For Stanwick Corp., the denoument of the hostage crisis means months -- even years -- of untangling the financial complications born of events in Iran.
The Arlington management and engineering firm, which provided services to the Iranian Navy and Air Force before the revolution, suffered a substantial loss of business in Iran after the revolution, part of which now may be recouped under the arrangements for settling claims negotiated between the U.S. and Iranian governments.
Stanwick had filed a $7 million suit for damages and injunctive relief against Iran, several Iranian defense agencies and Riggs National Bank in an effort to recover deposits in Iranian banks and payments owed to the company under government contracts. That claim apparently now will be handled by the arbitration tribunal established as part of the agreement to free the hostages.

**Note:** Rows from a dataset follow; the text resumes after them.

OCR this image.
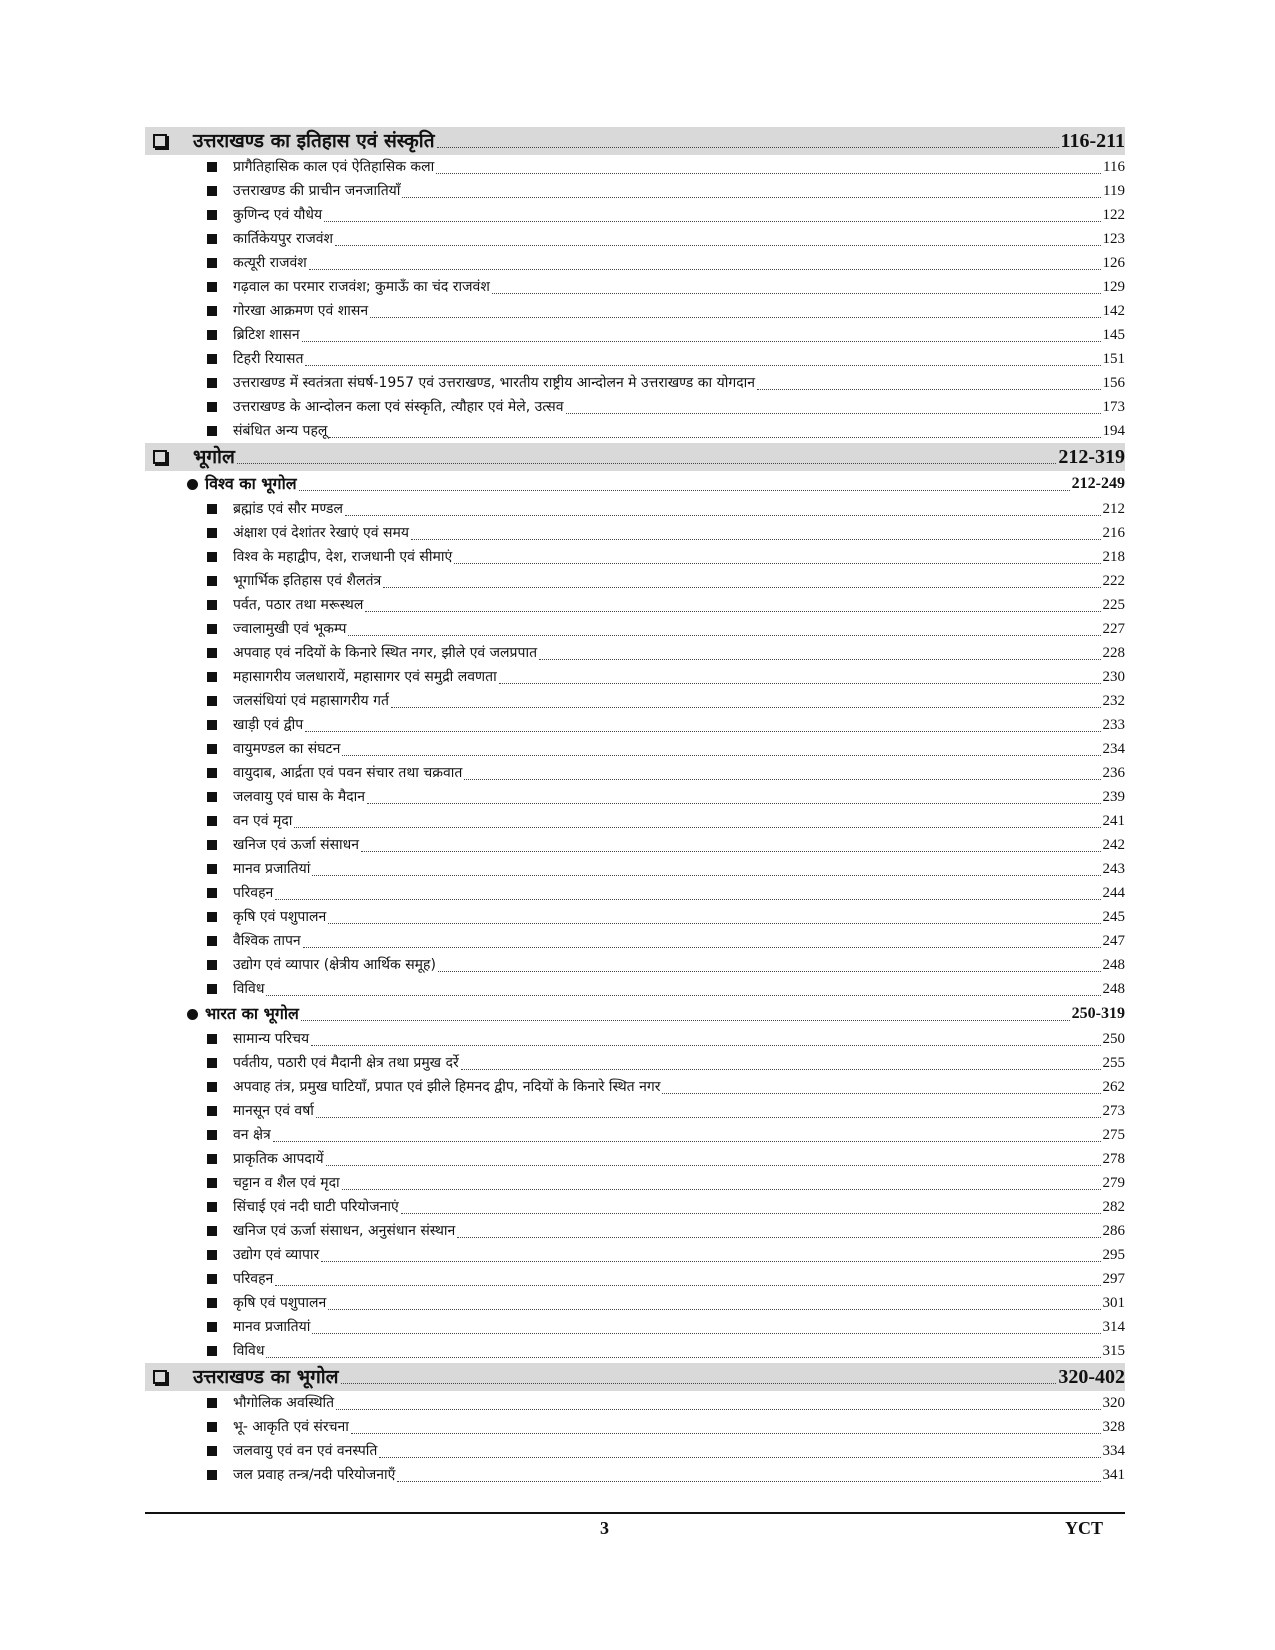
उत्तराखण्ड का इतिहास एवं संस्कृति	116-211
प्रागैतिहासिक काल एवं ऐतिहासिक कला	116
उत्तराखण्ड की प्राचीन जनजातियाँ	119
कुणिन्द एवं यौधेय	122
कार्तिकेयपुर राजवंश	123
कत्यूरी राजवंश	126
गढ़वाल का परमार राजवंश; कुमाऊँ का चंद राजवंश	129
गोरखा आक्रमण एवं शासन	142
ब्रिटिश शासन	145
टिहरी रियासत	151
उत्तराखण्ड में स्वतंत्रता संघर्ष-1957 एवं उत्तराखण्ड, भारतीय राष्ट्रीय आन्दोलन मे उत्तराखण्ड का योगदान	156
उत्तराखण्ड के आन्दोलन कला एवं संस्कृति, त्यौहार एवं मेले, उत्सव	173
संबंधित अन्य पहलू	194
भूगोल	212-319
विश्व का भूगोल	212-249
ब्रह्मांड एवं सौर मण्डल	212
अंक्षाश एवं देशांतर रेखाएं एवं समय	216
विश्व के महाद्वीप, देश, राजधानी एवं सीमाएं	218
भूगार्भिक इतिहास एवं शैलतंत्र	222
पर्वत, पठार तथा मरूस्थल	225
ज्वालामुखी एवं भूकम्प	227
अपवाह एवं नदियों के किनारे स्थित नगर, झीले एवं जलप्रपात	228
महासागरीय जलधारायें, महासागर एवं समुद्री लवणता	230
जलसंधियां एवं महासागरीय गर्त	232
खाड़ी एवं द्वीप	233
वायुमण्डल का संघटन	234
वायुदाब, आर्द्रता एवं पवन संचार तथा चक्रवात	236
जलवायु एवं घास के मैदान	239
वन एवं मृदा	241
खनिज एवं ऊर्जा संसाधन	242
मानव प्रजातियां	243
परिवहन	244
कृषि एवं पशुपालन	245
वैश्विक तापन	247
उद्योग एवं व्यापार (क्षेत्रीय आर्थिक समूह)	248
विविध	248
भारत का भूगोल	250-319
सामान्य परिचय	250
पर्वतीय, पठारी एवं मैदानी क्षेत्र तथा प्रमुख दर्रे	255
अपवाह तंत्र, प्रमुख घाटियाँ, प्रपात एवं झीले हिमनद द्वीप, नदियों के किनारे स्थित नगर	262
मानसून एवं वर्षा	273
वन क्षेत्र	275
प्राकृतिक आपदायें	278
चट्टान व शैल एवं मृदा	279
सिंचाई एवं नदी घाटी परियोजनाएं	282
खनिज एवं ऊर्जा संसाधन, अनुसंधान संस्थान	286
उद्योग एवं व्यापार	295
परिवहन	297
कृषि एवं पशुपालन	301
मानव प्रजातियां	314
विविध	315
उत्तराखण्ड का भूगोल	320-402
भौगोलिक अवस्थिति	320
भू- आकृति एवं संरचना	328
जलवायु एवं वन एवं वनस्पति	334
जल प्रवाह तन्त्र/नदी परियोजनाएँ	341
3	YCT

Stanwick was forced to write off some $3.3 million, including $2.4 million claimed in payments owed under its contracts with Iran and $900,000 in deposits in Iranian banks that were unrecoverable. Because of the write-off, Stanwick took a net loss for the fiscal year ended April 30, 1980. Having written off the loss and taken the tax advantages related to it, the firm now faces the problem of how to handle a reverse.
So far, corporate officials have not yet gotten together with the Stanwick's lawyers to determine where the firm stands in terms of the arbitration commission established to handle legal claims against Iran or the possible consequences of getting back the money Stanwick lost.
"Intentionally, we've tried not to get into that because of the volatility of the situation," said Stanwick's vice president and treasurer, Godon Hamlet. Hamlet said he expects that such a meeting would occur toward the end of the week.
Some companies will find their situation complicated by language in the agreement that excludes certain types of claims from the jurisdiction of the arbitration commission. Contracts that called for sending contractual disputes to the Iranaian courts were specifically excluded from arbitration by the international tribunal.
Stanwick's contracts, however, called for international arbitration and should not be affected, Hamlet said.
"It would be nice" to recover, said Hamlet.